The report makes clear that there is an LHB duty to make NICE/AWMSG medicines available within three months of their approval. This can create a potential problem for LHBs as they have a very short time-scale to fit these approvals into their existing care pathways. It suggests that LHBs should be better in anticipating what the potential impact of drugs under approval. This would reduce the risk of hasty or delayed implementation plans. However it is recognised that some of this work will be wasted if the drug is not approved in the end. There is also little evidence of subsequent evaluation of the impact that these new drugs have either in clinical terms for patients or in terms of its affect on the wider health care system.
Ms Winkler is correct to point out that not all new drugs are breakthroughs for patients. The opposite is more likely to be the case with most new treatments replicating what is already on the market. Indeed the pharmaceutical industry has been criticised in some quarters at its failure to introduce really innovative drugs over the last decade or so.
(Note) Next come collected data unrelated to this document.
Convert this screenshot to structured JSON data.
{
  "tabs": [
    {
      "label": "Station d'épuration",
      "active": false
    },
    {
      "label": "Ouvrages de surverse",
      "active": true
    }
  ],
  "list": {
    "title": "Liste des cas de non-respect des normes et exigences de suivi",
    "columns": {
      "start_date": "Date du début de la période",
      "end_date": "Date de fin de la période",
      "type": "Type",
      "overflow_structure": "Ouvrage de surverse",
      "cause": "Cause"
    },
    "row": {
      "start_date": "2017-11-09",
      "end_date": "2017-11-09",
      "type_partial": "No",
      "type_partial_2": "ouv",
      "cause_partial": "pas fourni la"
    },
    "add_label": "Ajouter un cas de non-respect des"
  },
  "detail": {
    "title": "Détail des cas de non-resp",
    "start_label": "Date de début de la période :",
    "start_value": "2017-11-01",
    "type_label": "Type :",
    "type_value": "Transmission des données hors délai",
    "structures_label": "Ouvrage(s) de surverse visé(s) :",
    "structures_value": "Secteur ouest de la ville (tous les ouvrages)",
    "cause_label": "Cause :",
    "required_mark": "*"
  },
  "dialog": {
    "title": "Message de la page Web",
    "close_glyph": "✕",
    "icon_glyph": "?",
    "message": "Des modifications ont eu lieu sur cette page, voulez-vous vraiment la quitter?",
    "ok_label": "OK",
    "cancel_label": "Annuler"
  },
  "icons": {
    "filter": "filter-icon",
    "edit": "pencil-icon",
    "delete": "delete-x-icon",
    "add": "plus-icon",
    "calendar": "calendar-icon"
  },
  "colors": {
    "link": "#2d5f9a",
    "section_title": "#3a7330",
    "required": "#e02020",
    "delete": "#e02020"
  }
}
We also need to remember there are other issues in relation to new drugs such as the risk of harm. While all new agents have to go through an expensive evaluation process before being introduced into clinical care this is no guarantee that they are totally safe or that they will provide an overall positive benefit for patients. In recent years many drugs that have been introduced with a lot of publicity have failed to deliver their promised benefit or have had to be withdrawn because of the emergence of risks that were not apparent when they were launched. What is new is not always better.